The Civilian Non-institutional Population, this being the total of all potential workers, has increased by 26.6 million between October 2008 and May 2021. As the results of the Census Bureau’s latest decennial census (2020) had shown, this period includes the lowest rate of population expansion since – imagine this – the 1930’s. So, the labor market hasn’t exactly been flooded by young labor eager to get working (who can’t seem to find gainful employment, and therefore put off if not give up on having families in the first place).

Even as 26.6 million more potential workers arrived, given last year’s deep recession there were in May 2021 only 6.5 million more payrolls than there had been in October 2008. Where does that leave the other twenty-some million? Enjoying themselves on a beach somewhere cursing reopening and the end of $300 worth of unemployment generosities?

Again, not likely for the vast majority. Instead, the labor force total matches up all-too-closely with those others; the civilian labor force is up just 6.1 million in those same 151 months, including the last fourteen That’s twenty million who are pretty well assured there’s just not enough economic growth producing job opportunities for them to even bother looking for work.

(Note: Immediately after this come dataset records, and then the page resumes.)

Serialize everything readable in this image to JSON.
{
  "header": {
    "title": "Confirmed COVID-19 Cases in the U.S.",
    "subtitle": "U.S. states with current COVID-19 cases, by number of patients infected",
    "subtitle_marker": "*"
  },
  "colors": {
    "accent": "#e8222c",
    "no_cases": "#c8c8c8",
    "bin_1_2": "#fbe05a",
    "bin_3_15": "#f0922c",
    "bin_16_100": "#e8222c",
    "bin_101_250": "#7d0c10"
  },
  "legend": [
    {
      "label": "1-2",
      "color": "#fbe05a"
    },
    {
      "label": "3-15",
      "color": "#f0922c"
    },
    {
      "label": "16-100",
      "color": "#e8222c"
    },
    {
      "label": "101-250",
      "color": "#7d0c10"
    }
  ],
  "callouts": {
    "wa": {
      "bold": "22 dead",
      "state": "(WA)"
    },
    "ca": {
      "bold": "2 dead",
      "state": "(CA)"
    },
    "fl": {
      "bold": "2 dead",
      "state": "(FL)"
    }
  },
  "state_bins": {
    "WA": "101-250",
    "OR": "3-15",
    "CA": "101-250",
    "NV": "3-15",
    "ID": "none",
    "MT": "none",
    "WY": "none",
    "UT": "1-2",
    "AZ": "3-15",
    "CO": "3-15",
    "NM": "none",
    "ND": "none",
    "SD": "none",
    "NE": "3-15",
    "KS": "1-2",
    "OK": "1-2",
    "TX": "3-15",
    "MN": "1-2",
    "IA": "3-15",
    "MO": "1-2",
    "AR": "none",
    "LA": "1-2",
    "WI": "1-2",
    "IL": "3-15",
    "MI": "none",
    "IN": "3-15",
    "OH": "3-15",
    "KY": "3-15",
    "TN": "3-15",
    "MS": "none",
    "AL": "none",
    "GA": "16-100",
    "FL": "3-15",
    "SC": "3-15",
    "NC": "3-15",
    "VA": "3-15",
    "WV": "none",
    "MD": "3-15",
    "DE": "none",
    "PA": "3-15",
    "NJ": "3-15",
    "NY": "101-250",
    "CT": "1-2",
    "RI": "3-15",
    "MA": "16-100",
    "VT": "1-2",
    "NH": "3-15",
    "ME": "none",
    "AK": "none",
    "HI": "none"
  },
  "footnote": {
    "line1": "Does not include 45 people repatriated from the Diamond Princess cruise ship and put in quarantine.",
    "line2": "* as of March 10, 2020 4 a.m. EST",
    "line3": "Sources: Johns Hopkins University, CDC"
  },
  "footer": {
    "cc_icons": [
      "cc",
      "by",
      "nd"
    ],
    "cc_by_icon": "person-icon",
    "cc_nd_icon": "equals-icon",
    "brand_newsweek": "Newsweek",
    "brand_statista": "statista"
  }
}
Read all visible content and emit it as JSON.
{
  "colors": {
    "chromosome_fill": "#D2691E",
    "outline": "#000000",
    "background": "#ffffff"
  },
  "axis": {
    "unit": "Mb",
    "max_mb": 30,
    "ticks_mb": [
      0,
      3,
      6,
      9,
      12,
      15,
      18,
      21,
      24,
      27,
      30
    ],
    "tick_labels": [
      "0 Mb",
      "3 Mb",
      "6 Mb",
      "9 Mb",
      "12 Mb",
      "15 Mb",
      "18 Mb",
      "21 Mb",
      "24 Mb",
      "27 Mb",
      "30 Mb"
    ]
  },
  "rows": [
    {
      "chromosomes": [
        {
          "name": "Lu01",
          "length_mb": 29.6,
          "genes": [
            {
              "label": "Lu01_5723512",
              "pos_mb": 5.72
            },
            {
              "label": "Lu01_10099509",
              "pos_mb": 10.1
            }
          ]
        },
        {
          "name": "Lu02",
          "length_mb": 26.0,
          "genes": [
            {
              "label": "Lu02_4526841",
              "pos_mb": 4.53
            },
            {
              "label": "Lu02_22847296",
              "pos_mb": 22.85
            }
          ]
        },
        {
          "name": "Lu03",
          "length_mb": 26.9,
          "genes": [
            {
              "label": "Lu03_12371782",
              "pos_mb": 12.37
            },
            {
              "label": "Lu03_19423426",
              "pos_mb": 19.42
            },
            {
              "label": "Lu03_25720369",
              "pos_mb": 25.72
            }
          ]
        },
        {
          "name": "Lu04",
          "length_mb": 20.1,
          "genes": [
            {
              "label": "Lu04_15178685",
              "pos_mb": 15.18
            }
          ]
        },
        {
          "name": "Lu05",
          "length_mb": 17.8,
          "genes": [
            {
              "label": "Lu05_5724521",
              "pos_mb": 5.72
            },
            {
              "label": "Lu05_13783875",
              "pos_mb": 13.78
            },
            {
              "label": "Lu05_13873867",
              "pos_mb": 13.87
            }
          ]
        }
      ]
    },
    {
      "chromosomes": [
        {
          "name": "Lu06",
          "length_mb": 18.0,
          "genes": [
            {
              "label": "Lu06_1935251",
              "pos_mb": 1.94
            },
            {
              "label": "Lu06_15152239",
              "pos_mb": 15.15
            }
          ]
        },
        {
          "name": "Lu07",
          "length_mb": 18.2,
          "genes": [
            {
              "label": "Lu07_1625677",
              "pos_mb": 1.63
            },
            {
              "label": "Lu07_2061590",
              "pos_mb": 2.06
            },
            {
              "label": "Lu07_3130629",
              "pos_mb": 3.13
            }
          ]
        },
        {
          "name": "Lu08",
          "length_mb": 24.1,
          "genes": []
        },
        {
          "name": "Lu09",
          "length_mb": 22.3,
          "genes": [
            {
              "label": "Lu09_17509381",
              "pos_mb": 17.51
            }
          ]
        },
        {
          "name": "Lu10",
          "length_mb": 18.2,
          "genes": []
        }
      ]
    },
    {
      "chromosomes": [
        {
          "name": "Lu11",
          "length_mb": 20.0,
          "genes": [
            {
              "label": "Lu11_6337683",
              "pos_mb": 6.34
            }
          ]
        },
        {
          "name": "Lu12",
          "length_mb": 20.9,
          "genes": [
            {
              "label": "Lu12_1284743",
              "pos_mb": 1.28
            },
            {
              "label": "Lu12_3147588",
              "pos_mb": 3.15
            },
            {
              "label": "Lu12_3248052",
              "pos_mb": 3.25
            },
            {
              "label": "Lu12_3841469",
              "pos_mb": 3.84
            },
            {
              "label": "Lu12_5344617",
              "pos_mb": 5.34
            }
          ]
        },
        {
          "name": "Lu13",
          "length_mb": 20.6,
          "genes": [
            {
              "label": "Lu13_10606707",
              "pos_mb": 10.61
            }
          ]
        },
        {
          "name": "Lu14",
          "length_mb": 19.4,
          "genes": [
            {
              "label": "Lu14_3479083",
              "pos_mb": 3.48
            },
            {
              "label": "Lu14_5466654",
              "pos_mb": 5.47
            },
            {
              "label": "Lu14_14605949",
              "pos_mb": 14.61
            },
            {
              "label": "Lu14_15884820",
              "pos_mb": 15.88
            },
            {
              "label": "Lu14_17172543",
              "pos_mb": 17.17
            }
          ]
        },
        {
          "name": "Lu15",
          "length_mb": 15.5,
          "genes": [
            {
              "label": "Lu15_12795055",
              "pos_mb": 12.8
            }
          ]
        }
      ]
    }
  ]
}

And this is where inflation really comes into it. It’s not about consumer prices, per se, it’s what consumer price acceleration – sustained increases beyond a few months – would confirm one way or the other. In 2018, that purported LABOR SHORTAGE!!!! ended up being no such thing, no inflation pressures emerged whatsoever which only proved the macro slack remained too large and unfilled.



Bond yields absolutely got that one right.

Now in June 2021, especially after today’s payrolls numbers, where are bond yields again? Distinctly lower and less buoyant than even Reflation #3. They’re quite consistently describing the same lack of inflation (actually more lack) ahead along with what sure seems to have been a prescient rethinking of the most recent reflation trajectory. Both those things are pricing growing, not shrinking, potential for a(nother) failing recovery.

Which puts them on the same side of the labor force itself.

Like 2018, this latest LABOR SHORTAGE!!!! stuff is the same wishful thinking, a way to try to preserve the idea of a paradigm change into inflation after more than a decade of disinflation if not, at times, outright deflation; doing so because the evidence keeps lining up in the wrong way. A shortage of workers you can’t see against another growing pile of evidence you really can.